Abstract

Purpose The congenital bony pelvis and pelvic floor defect highly predisposes females in the BEEC to uterine prolapse. There is a paucity of knowledge about pelvic floor anatomy after reconstruction of the BEEC in long-term follow-up. Material and Methods 19 female BEEC patients (mean age 27.3 years) and 5 controls were included in a cross-sectional study. The pubovisceral muscle was investigated with perineal three-dimensional (3D) ultrasound and MRI. Results 13 females had initial a functional bladder reconstruction, 6 patients got an urinary diversion. 12 patients had a closure of the pelvis either by traction bandage or osteotomy. In 7 patients symphysis was not approximated. 4 BEEC patients had complete uterine prolapse and one partial vaginal prolapse (26%). Symphyseal diastasis measured mean 5.0 cm after symphyseal approximation, 10.4 cm without symphyseal approximation in BEEC and 0.48 cm in controls.
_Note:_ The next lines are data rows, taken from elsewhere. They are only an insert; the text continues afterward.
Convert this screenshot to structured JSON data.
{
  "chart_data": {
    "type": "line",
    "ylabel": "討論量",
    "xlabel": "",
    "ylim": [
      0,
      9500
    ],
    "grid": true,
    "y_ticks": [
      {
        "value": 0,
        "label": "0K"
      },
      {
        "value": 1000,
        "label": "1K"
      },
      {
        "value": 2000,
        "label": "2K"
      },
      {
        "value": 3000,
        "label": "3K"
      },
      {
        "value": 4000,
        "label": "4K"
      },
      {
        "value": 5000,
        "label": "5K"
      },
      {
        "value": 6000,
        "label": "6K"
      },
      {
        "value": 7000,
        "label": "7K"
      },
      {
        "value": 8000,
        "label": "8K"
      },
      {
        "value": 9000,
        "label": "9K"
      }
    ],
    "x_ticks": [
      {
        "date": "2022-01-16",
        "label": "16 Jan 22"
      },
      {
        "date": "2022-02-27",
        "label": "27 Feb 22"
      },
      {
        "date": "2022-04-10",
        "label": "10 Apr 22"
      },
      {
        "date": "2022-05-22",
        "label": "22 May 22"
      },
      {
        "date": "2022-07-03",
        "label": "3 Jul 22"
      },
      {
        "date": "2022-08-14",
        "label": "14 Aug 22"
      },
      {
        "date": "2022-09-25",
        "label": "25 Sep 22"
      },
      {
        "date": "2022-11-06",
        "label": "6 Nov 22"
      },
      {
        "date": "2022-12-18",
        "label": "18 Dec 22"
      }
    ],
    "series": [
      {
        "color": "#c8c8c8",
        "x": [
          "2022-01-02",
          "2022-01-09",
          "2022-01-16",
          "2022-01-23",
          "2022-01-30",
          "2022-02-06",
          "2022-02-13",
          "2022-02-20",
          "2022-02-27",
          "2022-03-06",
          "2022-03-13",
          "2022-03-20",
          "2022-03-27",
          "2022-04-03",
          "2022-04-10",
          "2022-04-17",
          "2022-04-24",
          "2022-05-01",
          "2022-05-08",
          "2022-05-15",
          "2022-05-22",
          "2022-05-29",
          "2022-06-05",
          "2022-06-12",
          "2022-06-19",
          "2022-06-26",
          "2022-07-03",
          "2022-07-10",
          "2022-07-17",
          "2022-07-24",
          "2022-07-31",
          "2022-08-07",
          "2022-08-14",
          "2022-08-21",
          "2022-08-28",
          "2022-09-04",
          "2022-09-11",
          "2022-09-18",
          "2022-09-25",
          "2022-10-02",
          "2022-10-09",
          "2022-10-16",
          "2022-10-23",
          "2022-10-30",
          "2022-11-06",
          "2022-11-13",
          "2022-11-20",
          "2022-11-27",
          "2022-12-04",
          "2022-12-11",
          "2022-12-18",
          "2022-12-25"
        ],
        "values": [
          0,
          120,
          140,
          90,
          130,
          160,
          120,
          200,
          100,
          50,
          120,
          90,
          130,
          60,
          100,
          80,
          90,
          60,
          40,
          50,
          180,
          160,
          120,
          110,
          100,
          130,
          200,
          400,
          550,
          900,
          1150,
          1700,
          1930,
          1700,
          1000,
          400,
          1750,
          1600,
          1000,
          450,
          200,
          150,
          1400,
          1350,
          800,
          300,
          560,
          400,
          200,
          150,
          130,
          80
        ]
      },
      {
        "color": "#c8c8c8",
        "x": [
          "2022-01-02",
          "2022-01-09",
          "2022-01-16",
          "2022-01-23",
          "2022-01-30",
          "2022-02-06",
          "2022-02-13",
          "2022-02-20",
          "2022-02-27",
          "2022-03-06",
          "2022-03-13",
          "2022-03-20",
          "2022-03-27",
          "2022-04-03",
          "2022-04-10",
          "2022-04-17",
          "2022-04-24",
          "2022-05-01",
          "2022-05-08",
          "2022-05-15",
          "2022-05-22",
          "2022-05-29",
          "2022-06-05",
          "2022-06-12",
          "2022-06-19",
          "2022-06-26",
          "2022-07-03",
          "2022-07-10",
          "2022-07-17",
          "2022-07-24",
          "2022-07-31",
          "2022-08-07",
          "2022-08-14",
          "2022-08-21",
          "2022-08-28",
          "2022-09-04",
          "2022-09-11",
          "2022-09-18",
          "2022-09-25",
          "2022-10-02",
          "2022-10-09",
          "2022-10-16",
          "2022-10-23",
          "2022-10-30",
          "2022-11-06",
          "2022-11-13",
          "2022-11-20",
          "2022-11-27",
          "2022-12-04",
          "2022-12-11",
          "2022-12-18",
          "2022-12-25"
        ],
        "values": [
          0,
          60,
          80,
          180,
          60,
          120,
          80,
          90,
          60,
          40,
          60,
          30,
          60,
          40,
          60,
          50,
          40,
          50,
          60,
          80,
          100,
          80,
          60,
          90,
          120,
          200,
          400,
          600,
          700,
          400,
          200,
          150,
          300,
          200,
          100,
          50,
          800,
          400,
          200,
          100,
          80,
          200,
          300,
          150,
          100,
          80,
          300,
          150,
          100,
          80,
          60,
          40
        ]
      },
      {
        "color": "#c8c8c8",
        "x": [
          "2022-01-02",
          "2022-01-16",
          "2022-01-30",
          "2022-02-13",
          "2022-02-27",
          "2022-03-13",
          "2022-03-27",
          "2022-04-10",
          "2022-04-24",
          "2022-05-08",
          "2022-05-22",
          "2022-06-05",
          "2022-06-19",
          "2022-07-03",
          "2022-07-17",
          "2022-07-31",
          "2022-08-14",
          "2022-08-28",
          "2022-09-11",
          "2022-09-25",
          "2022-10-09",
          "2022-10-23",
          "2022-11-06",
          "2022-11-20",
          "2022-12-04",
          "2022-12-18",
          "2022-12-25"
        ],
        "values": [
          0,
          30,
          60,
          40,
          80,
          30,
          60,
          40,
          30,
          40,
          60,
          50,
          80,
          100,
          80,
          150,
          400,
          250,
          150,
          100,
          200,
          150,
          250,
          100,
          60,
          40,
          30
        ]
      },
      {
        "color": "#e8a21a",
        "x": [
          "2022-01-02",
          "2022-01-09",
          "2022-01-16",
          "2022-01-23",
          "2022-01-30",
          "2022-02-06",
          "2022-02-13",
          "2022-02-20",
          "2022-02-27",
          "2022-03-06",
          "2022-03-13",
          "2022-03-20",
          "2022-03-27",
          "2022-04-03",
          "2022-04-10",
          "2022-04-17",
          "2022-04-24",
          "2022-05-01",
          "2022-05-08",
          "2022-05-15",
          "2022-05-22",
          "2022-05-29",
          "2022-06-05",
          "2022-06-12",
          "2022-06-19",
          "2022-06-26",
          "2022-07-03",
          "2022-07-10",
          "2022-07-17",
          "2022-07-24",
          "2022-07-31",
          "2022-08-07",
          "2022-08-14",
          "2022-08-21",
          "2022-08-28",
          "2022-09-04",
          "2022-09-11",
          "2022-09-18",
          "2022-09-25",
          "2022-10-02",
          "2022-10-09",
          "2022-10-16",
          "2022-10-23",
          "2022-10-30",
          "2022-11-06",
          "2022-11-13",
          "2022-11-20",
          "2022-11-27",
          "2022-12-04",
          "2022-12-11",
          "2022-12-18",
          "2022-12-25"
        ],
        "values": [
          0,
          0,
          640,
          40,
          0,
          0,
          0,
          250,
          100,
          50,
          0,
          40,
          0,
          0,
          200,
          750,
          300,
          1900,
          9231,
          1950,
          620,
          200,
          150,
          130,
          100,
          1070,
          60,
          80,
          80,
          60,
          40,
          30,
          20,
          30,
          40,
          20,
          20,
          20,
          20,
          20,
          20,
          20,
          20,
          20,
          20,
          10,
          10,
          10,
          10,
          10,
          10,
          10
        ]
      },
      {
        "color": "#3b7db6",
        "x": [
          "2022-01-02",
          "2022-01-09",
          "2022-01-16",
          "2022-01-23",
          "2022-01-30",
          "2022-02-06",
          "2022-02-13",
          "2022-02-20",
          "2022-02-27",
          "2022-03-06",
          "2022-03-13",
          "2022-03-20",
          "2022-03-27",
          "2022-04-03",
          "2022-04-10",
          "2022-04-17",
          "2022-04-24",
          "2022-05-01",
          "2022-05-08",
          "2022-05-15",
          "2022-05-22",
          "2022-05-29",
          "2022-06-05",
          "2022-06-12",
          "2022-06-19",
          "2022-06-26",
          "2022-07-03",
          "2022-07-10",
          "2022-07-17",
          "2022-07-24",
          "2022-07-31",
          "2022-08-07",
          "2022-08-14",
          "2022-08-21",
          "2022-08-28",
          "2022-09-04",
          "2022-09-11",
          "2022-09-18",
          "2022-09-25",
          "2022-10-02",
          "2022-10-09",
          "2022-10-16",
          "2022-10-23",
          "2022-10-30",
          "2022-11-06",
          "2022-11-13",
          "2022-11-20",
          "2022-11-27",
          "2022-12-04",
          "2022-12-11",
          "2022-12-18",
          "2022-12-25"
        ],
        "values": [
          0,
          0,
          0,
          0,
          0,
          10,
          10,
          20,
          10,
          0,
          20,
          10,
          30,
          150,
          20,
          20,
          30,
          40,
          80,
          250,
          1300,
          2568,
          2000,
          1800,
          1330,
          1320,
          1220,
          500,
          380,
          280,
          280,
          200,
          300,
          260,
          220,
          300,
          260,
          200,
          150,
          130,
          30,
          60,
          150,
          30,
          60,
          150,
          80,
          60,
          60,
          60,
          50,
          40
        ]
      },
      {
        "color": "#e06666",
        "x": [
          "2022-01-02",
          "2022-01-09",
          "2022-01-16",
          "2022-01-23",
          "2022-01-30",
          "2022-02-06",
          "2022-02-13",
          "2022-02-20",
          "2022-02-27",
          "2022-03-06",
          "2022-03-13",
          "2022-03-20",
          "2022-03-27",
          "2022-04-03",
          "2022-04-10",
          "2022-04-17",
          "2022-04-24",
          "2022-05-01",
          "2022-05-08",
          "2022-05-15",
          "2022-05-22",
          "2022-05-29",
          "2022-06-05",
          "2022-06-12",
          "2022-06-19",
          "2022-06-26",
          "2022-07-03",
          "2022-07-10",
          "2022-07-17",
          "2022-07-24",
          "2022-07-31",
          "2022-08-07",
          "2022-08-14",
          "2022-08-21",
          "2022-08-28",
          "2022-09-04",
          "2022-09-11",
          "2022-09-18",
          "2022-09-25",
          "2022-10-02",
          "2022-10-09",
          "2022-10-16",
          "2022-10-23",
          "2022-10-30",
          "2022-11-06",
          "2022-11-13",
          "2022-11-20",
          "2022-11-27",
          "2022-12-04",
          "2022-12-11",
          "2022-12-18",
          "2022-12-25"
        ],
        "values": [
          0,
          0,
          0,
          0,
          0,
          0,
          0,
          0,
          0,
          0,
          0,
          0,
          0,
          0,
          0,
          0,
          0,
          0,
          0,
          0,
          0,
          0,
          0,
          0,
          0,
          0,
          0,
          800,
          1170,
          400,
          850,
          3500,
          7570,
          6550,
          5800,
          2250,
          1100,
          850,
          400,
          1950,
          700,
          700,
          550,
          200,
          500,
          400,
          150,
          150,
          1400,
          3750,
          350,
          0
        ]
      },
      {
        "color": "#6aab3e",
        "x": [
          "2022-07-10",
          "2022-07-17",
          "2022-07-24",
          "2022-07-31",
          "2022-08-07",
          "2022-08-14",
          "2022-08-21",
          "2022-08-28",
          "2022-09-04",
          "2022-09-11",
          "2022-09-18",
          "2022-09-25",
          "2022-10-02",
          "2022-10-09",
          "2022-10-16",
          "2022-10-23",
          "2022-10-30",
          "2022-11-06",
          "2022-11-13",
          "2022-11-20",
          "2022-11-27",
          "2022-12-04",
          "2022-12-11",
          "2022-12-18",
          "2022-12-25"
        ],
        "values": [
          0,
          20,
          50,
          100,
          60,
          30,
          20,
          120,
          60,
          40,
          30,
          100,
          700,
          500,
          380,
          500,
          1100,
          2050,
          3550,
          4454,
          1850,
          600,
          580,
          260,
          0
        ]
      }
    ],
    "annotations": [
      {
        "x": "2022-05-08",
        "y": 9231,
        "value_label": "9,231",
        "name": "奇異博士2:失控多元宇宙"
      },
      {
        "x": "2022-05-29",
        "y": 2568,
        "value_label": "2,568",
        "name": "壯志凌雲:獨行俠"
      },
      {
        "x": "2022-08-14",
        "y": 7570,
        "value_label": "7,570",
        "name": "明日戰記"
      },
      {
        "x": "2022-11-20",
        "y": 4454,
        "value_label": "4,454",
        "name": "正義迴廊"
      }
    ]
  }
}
Levator hiatus was mean 4.5 cm in sonography and 4.4 cm in MRI after symphyseal approximation, 7.4 cm/5.9 cm without symphyseal approximation and 2.9 cm/4.2 cm in controls. Levator angle was median 85.7°/82.9° after symphyseal approximation, 108.6°/112.9° without symphyseal approximation and 45.1°/71.3° in controls. Prolapse was significant in symphysis >10 cm and levator hiatus > 6 cm. Conclusions This study shows that perineal 3D ultrasound is a useful diagnostic tool in the assessment of the levator ani muscle in BEEC. Established biometric pelvic floor parameter can predict the risk for uterine prolapse. Anterior symphyseal approximation and functional reconstruction allow deeper relocation of the bladder neck into the pelvis documented in a normal levator hiatus width and this might prevent uterine prolapse.